We work at the state and local level to demand that the procurement process promotes contractors who are safe, responsible and good to their workers. Interested in the procurement laws in your state? Contact us
Teamster Power in Action: Illinois Teamsters Winning and Enforcing Good Procurement Laws
Prior to 2011, the state procurement law in Illinois forced school districts and other municipal boards to accept the lowest bidder for all contracts, including school transportation. This meant that many school districts and transit authorities had to award contracts to the lowest bidder, even if there were concerns that the company was a bad actor. This created a lot of concerns for parents and Teamsters school bus workers like us.
In 2011, Illinois Teamsters worked with a coalition of concerned citizens and various stakeholders to successfully lobby state lawmakers into passing a “responsible bidder” bill that changed procurement laws so school districts in Illinois could consider other factors when awarding contracts to transportation companies, such as safety, equipment standards and labor records. Thanks to the work of us and our allies, school districts are no longer handcuffed by laws that in some cases force them to hire the worst actors in the industry.
“Since we’ve passed this legislation, it really stabilized the industry,” explained Local 777 Principal Officer Jim Glimco. “Since school districts are now taking safety records into consideration, bus companies are making a commitment to safety and respect for our bus members.
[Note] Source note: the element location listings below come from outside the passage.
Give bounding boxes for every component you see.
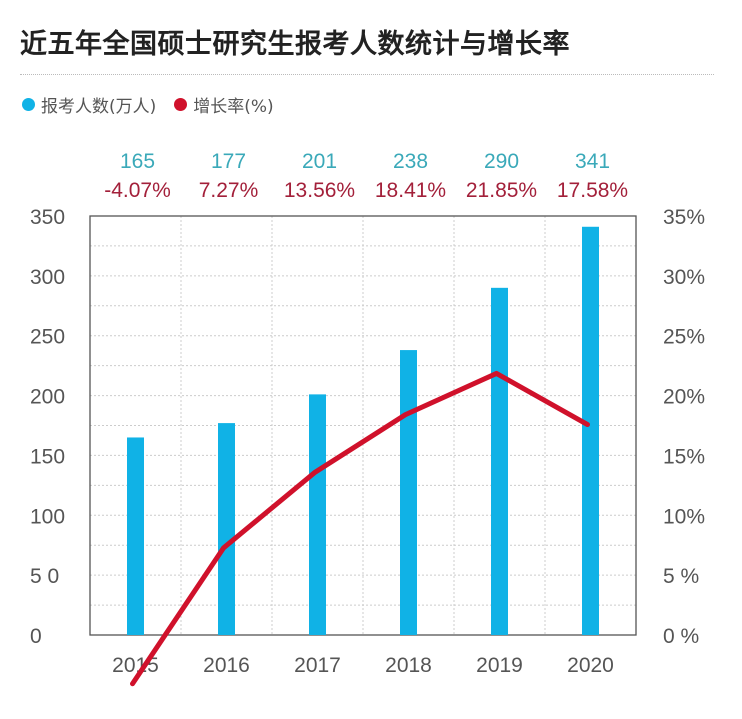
bar-2020 [582,226,599,635]
left-tick-label: 250 [30,326,65,349]
rate-label: 13.56% [284,179,355,202]
left-tick-label: 150 [30,445,65,468]
left-tick-label: 300 [30,266,65,289]
value-label: 290 [484,150,519,173]
left-tick-label: 100 [30,505,65,528]
right-tick-label: 30% [663,266,705,289]
rate-label: 17.58% [557,179,628,202]
bar-2018 [400,350,417,635]
value-label: 341 [575,150,610,173]
right-tick-label: 10% [663,505,705,528]
right-tick-label: 25% [663,326,705,349]
left-tick-label: 0 [30,625,42,648]
x-tick-label: 2018 [385,654,432,677]
right-tick-label: 15% [663,445,705,468]
value-label: 201 [302,150,337,173]
plot-frame [89,215,637,636]
value-label: 238 [393,150,428,173]
legend: 报考人数(万人) 增长率(%) [22,92,274,117]
x-tick-label: 2019 [476,654,523,677]
left-tick-label: 200 [30,386,65,409]
value-label: 177 [211,150,246,173]
bar-2015 [127,437,144,635]
rate-label: 7.27% [199,179,259,202]
x-tick-label: 2016 [203,654,250,677]
rate-label: 21.85% [466,179,537,202]
right-tick-label: 35% [663,206,705,229]
growth-rate-line [130,370,590,687]
chart-title: 近五年全国硕士研究生报考人数统计与增长率 [20,29,570,60]
bar-2019 [491,287,508,635]
left-tick-label: 350 [30,206,65,229]
right-tick-label: 20% [663,386,705,409]
legend-bar-label: 报考人数(万人) [41,97,157,117]
x-tick-label: 2020 [567,654,614,677]
bar-2017 [309,394,326,635]
x-tick-label: 2017 [294,654,341,677]
value-label: 165 [120,150,155,173]
right-tick-label: 5 % [663,565,699,588]
title-divider [20,74,714,75]
rate-label: 18.41% [375,179,446,202]
legend-bar-marker [22,98,35,111]
legend-line-label: 增长率(%) [193,97,274,117]
left-tick-label: 5 0 [30,565,59,588]
rate-label: -4.07% [104,179,171,202]
bar-2016 [218,423,235,635]
legend-line-marker [174,98,188,111]
right-tick-label: 0 % [663,625,699,648]
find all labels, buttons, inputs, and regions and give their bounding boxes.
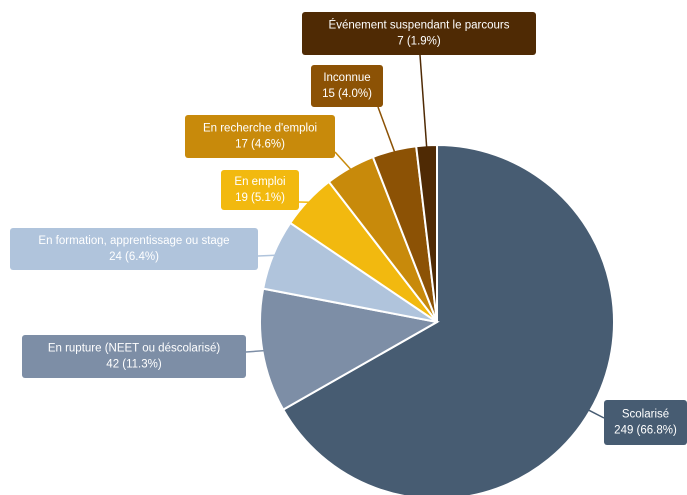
label-box	[22, 335, 246, 378]
label-box	[302, 12, 536, 55]
label-box	[185, 115, 335, 158]
value-label: 17 (4.6%)	[235, 139, 285, 151]
value-label: 42 (11.3%)	[106, 359, 162, 371]
leader-line	[245, 349, 265, 353]
slice-label: En formation, apprentissage ou stage	[38, 235, 229, 247]
label-box	[10, 228, 258, 270]
slice-label: En recherche d'emploi	[203, 123, 317, 135]
value-label: 249 (66.8%)	[614, 425, 677, 437]
label-box	[221, 170, 299, 210]
value-label: 24 (6.4%)	[109, 251, 159, 263]
leader-line	[334, 151, 352, 171]
leader-line	[377, 106, 396, 153]
value-label: 7 (1.9%)	[397, 36, 441, 48]
slice-label: En rupture (NEET ou déscolarisé)	[48, 343, 221, 355]
leader-line	[587, 409, 605, 419]
value-label: 15 (4.0%)	[322, 88, 372, 100]
label-box	[311, 65, 383, 107]
label-box	[604, 400, 687, 445]
leader-line	[419, 54, 428, 148]
slice-label: Événement suspendant le parcours	[329, 19, 510, 32]
value-label: 19 (5.1%)	[235, 192, 285, 204]
slice-label: En emploi	[234, 176, 285, 188]
slice-label: Inconnue	[323, 72, 370, 84]
leader-line	[257, 254, 276, 257]
slice-label: Scolarisé	[622, 409, 669, 421]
It’s good for the school districts, it’s good for parents, it’s good for the companies and it’s good for us.”
In 2012 we put our work into action.
For 21 years, West Aurora School District 129 had contracted with the bus company Richlee to provide transportation for students with special needs. Safety concerns at Richlee were documented by the workers. The equipment was not up to code. Drivers were often asked to drive unsafe buses. Parents reported that buses were regularly late and that the bus company ignored complaints about their children being put in harm’s way.
In response to these concerns, our union began meeting with the superintendent of the school district and members of the school board. Together with parents and community members we brought a number of safety concerns to light, many of which had been ignored by the company. When the contract expired, the school district issued a Request for Proposals (RFP). With the attention brought to safety issues the school board exerted its power under the new law, opting not to renew its contract with Richlee Corporation even though they submitted the lowest bid.
The story of the work we did to change procurement laws in the state and then enforce those laws is just one example of how the union has used its political power to create legislative change that makes sure contract bidding benefits students, their families and their bus drivers.